Leilani’s prose is witty and sharp. Through Edie’s observations the world is cut up into bit-size chunks of a generation that exists in the moment, and in her introduction into a family that is clearly suffering below their sterile surface. Edie’s presence in ‘that house’ is enough to make any sensible reader scream at the pages and plead for Edie to locate her senses, but much like any dedicated voyeur we remain close because we are invested in the inevitable crash.
This is not to say that the reader is deemed insensitive before the final pages, but it is certainly made easier to accept once you realize that none of these characters are particularly likeable. Rebecca borders on sociopathic, Akila is a typical moody teenager, Eric is a misogynistic oaf and Edie fails to acknowledge her role in any of the messes that have followed her all her life. However, this does not mean that the characters are not also products of white privilege, racism, sexism, and the age old problem of simply choosing to ‘look the other way’.
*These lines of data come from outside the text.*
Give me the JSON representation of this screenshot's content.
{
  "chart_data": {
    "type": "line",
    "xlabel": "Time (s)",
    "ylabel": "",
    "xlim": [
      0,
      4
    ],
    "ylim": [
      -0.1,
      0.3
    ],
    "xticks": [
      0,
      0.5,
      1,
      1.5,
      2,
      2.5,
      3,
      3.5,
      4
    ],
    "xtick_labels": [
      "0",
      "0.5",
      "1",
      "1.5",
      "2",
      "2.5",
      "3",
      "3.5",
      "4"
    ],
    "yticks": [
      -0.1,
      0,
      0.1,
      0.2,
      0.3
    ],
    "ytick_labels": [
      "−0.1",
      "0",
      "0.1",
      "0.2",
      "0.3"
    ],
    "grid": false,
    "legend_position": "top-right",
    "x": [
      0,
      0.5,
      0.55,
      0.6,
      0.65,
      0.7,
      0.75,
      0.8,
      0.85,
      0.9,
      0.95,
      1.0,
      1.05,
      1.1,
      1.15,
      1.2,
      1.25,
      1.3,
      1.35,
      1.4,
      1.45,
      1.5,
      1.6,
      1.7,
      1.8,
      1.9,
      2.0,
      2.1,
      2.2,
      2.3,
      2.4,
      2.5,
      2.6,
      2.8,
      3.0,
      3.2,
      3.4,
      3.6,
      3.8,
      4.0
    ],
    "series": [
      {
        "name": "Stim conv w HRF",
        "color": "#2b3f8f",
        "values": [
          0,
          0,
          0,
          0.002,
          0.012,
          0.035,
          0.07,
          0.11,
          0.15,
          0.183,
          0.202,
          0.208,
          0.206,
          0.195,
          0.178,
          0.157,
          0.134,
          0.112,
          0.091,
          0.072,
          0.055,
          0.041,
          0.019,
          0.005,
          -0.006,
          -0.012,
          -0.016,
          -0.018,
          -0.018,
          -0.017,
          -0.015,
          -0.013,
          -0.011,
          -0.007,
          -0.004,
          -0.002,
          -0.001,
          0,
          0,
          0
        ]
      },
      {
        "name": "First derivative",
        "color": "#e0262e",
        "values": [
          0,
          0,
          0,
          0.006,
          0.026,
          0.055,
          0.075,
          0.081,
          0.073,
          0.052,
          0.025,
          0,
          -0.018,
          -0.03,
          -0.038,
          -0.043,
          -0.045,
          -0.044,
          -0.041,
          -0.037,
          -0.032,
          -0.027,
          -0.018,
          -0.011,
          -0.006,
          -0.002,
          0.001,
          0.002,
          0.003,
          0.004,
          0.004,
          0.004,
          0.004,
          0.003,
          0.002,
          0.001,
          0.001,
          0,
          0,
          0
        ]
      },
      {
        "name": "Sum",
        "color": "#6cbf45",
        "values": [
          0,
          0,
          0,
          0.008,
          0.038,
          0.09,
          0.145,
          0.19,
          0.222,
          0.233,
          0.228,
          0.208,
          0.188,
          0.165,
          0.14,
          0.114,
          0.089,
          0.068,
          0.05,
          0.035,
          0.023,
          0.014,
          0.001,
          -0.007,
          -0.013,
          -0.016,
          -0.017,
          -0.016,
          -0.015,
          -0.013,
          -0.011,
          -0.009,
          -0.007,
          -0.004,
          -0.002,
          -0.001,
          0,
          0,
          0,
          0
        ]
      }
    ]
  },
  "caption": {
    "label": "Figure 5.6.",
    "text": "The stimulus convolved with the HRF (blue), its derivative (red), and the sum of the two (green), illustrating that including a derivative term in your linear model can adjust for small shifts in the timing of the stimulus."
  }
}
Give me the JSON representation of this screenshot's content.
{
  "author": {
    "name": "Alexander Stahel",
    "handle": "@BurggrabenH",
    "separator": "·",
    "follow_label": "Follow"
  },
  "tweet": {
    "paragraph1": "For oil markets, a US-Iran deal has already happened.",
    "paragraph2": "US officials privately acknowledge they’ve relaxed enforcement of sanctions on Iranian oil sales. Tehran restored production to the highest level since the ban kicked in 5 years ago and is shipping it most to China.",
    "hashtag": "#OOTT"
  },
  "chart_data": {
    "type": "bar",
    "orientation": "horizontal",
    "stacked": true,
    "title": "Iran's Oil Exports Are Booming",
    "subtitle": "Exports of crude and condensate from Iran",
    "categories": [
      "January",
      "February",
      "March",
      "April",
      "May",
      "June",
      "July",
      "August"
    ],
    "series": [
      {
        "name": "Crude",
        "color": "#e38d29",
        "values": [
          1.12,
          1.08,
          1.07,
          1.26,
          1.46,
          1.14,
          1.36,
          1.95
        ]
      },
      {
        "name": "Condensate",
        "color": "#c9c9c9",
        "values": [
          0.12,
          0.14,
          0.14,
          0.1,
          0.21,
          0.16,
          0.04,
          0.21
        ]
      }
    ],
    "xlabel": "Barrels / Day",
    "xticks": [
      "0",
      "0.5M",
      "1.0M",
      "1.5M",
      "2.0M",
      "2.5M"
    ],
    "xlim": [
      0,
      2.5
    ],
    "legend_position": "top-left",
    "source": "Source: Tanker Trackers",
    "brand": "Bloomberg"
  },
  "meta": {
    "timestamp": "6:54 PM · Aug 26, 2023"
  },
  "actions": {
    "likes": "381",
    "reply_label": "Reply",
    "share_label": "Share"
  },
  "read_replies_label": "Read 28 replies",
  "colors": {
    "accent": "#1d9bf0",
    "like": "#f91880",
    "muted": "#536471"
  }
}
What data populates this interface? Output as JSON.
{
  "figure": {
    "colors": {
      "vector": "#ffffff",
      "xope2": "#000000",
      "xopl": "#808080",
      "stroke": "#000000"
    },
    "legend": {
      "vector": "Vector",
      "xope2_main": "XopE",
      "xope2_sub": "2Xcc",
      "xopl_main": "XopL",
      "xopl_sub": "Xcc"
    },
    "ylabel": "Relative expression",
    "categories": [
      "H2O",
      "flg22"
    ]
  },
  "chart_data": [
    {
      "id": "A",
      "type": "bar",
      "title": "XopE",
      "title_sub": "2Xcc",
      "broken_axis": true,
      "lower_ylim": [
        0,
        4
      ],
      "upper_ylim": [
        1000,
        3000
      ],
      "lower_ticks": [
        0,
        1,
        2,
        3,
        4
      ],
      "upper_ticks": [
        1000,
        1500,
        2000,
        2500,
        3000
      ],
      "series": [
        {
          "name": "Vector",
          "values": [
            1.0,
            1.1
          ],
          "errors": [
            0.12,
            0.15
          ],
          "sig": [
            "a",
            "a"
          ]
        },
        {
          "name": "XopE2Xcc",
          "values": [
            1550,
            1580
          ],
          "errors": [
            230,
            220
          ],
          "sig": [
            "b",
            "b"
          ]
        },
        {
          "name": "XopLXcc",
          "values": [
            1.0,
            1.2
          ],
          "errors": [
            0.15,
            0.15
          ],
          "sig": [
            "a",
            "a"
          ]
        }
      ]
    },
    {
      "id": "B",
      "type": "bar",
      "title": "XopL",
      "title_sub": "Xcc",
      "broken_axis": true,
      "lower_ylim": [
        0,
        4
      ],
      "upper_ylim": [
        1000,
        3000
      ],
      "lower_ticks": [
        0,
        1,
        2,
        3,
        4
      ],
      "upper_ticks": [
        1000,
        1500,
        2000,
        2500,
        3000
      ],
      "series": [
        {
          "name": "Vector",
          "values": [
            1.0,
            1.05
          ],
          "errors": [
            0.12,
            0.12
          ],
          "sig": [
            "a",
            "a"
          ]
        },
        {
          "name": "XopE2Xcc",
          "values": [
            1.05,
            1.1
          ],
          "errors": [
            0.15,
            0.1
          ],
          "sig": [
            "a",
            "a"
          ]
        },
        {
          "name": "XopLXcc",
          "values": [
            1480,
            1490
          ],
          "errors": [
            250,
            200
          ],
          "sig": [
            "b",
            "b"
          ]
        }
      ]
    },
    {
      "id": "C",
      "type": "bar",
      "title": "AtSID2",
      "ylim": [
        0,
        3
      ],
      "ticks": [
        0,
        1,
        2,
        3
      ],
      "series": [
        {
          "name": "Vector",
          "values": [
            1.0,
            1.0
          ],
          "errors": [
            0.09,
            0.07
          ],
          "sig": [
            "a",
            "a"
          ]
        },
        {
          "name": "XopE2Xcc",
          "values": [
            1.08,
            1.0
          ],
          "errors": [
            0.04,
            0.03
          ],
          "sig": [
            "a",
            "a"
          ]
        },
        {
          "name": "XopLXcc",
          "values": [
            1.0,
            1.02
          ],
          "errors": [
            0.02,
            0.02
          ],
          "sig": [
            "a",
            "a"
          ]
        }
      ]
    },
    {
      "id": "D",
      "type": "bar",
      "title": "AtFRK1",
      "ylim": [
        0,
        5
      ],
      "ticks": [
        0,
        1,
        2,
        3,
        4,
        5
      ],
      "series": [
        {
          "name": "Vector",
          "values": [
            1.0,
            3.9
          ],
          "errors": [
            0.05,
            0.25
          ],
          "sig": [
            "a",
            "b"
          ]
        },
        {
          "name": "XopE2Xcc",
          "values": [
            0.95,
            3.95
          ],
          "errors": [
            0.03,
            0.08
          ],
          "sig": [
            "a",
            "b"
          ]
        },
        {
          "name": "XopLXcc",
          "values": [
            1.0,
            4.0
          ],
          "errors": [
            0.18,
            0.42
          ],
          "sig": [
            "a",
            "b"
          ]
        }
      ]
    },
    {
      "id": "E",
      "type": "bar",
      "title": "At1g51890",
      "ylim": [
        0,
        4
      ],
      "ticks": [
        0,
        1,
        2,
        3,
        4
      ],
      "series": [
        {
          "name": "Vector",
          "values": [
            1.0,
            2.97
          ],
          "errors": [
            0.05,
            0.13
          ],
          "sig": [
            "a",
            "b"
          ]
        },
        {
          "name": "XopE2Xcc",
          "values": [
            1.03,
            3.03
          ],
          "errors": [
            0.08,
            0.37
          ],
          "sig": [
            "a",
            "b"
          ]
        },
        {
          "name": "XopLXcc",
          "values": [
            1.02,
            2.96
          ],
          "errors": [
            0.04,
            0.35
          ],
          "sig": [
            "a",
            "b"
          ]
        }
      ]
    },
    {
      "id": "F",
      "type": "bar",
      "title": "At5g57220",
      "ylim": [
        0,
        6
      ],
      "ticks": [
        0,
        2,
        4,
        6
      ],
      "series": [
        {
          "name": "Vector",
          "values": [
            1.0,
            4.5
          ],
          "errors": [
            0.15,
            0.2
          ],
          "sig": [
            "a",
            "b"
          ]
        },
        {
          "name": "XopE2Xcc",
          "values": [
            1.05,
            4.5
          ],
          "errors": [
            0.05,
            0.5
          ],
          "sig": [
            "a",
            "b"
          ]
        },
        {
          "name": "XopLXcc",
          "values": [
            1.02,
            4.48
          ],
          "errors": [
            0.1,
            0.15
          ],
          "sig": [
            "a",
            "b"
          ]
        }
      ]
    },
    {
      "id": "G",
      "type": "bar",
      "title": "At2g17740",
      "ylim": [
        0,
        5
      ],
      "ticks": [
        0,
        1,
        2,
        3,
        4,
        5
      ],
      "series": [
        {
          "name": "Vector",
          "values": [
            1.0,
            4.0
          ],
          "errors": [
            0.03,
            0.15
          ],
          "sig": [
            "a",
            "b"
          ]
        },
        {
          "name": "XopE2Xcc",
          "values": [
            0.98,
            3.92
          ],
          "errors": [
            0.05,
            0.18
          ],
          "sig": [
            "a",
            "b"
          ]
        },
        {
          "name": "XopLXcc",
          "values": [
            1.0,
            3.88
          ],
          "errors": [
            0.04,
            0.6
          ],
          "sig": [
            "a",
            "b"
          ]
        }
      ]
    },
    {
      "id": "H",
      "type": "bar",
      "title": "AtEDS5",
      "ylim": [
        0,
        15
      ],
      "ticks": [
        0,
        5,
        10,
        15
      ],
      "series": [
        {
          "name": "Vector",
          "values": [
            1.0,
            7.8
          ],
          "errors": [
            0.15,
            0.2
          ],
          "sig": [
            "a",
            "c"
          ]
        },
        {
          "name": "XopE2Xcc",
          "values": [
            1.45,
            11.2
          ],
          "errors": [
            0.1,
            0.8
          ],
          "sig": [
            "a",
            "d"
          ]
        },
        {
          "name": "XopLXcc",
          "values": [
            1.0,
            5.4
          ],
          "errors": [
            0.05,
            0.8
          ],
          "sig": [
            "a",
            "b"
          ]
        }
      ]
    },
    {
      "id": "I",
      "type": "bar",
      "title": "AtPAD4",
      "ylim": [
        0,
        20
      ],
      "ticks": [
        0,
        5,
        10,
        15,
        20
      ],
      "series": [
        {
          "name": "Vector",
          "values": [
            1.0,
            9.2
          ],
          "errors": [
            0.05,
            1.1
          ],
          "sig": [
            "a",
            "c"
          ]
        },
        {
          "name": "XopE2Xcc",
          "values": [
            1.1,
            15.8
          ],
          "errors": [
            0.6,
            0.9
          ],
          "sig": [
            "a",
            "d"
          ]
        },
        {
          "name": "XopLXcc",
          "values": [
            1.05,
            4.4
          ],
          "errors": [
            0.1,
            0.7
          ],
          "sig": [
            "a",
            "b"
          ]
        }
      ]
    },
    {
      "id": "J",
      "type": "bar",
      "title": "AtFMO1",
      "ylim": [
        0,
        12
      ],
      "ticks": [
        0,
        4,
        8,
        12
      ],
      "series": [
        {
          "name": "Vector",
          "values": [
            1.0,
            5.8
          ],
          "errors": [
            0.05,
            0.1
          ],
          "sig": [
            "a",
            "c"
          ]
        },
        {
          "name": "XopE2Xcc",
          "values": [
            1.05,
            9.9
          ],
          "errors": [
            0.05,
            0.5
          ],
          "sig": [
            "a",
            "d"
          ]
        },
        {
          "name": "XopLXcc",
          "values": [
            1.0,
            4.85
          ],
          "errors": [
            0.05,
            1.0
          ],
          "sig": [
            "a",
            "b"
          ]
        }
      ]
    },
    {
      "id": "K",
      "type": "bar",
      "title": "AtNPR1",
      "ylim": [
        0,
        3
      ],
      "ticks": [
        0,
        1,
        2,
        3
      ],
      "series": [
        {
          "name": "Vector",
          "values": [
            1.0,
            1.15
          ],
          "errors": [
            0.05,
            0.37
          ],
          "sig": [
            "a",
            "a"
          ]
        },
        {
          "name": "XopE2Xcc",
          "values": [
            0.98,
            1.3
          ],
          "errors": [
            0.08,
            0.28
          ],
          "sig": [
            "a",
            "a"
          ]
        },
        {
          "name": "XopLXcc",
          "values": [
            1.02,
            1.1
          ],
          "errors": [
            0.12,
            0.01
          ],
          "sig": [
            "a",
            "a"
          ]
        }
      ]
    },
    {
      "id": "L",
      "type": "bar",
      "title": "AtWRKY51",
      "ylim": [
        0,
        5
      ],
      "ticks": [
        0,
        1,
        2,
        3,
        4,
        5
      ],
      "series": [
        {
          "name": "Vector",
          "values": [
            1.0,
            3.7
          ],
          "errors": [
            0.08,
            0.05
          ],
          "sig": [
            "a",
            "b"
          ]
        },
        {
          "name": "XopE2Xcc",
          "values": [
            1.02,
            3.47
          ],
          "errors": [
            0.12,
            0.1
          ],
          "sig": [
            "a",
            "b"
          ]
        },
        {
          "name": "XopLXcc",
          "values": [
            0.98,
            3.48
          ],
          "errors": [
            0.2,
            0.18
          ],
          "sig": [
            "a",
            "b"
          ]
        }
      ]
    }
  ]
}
Whether you choose to like the characters or not, and whether you relate to a character or scenario (or not), Leilani’s brilliant writing style (not quite stream-of-consciousness) and brave plot are undeniably honest and raw and not easy to digest. Is Edie too honest? Does Edie use humor to mask the many, many, many issues that we as readers may never get the chance to unpack? Perhaps it is not a simple case of answering yes or no, but rather an acknowledgement that despite questioning the character’s motives and a general lack of morals across the board, Raven Leilani has written a brilliant book that deserves savoring and sipping and swirling around on the tongue like a wine tasting – except there is no wine, just delicious words.